In 1953, Augustine Courtauld served as High Sheriff of Essex for the year, an appointment also once held by his grandfather and his uncle William Courtauld, the later baronet. In this same year, however, he became ill with multiple sclerosis, and as a result of complications from this illness, he died in March 1959.

In 1956 he set up the Augustine Courtauld Trust to help causes which "wouldn't get much help otherwise".

On 21 October 1959, his widow married the Conservative Home Secretary Rab Butler, whose wife, August's cousin, Sydney Courtauld had died in 1954. Butler went on to become foreign secretary and was spoken of as 'the next Prime Minister'. The couple lived in a number of homes, including Gatcombe Park which Butler had inherited from his father-in-law, the art collector Samuel Courtauld; Gatcombe was bought by Queen Elizabeth II in 1976 for Princess Anne, and Captain Mark Phillips. The Butlers bought back Spencers, the house where Mollie had lived during her first marriage, for their home.
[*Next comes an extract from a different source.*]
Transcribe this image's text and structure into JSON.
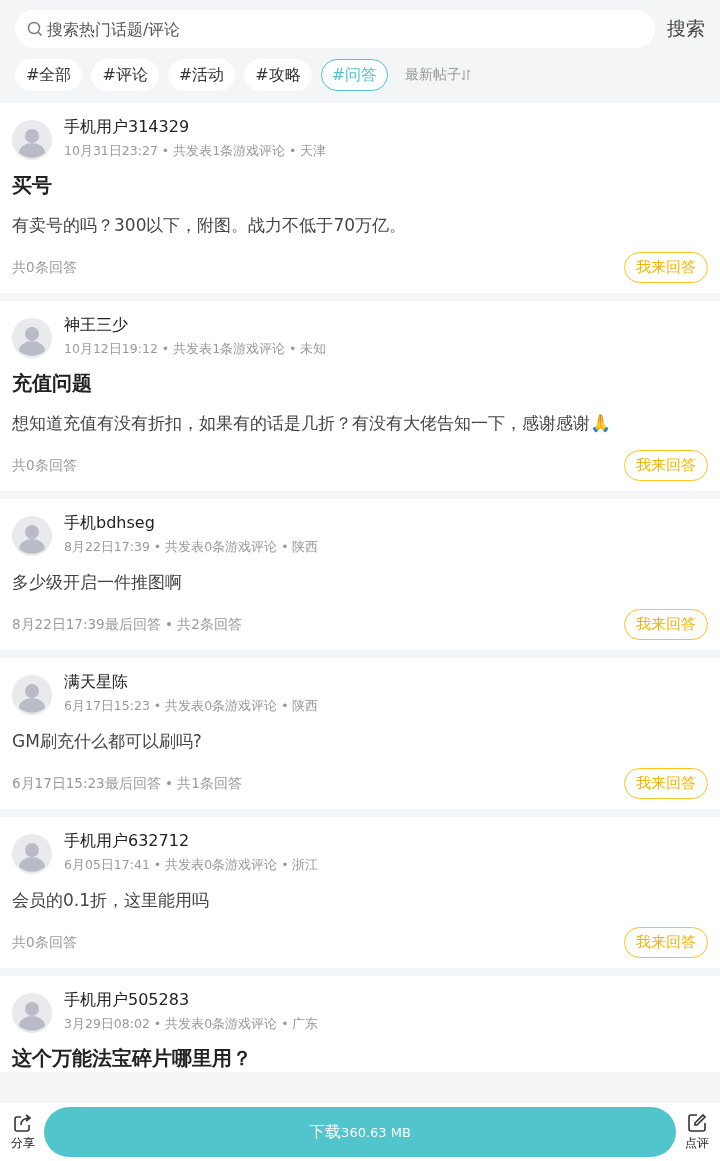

The couple were married for more than two decades, until Richard, Lord Butler of Saffron Walden, died in 1982. Lady Butler, the former Mrs Mollie Courtauld, died on 18 February 2009 at the age of 101.

==Memory==

Mount Augustine in the Watkins Mountains, Greenland

On 28 May 2011 a joint British-Russian team of alpinists climbed a previously unconquered peak (~3150m), de facto the last remaining unclimbed summit in the vicinity of Gunnbjørn Fjeld in the Watkins Range in Greenland. By mutual consent the party decided to name the peak Mount Augustine Courtauld, often called simply Mount Augustine for brevity, in memory of him.

The Courtauld Glacier by the Lemon Range in East Greenland and Mount Courtauld in Palmer Land, Antarctica, were named after him as well.

Courtauld was the subject of a 2017 episode of the Futility Closet Podcast, chronicling his time at the Greenland weather station.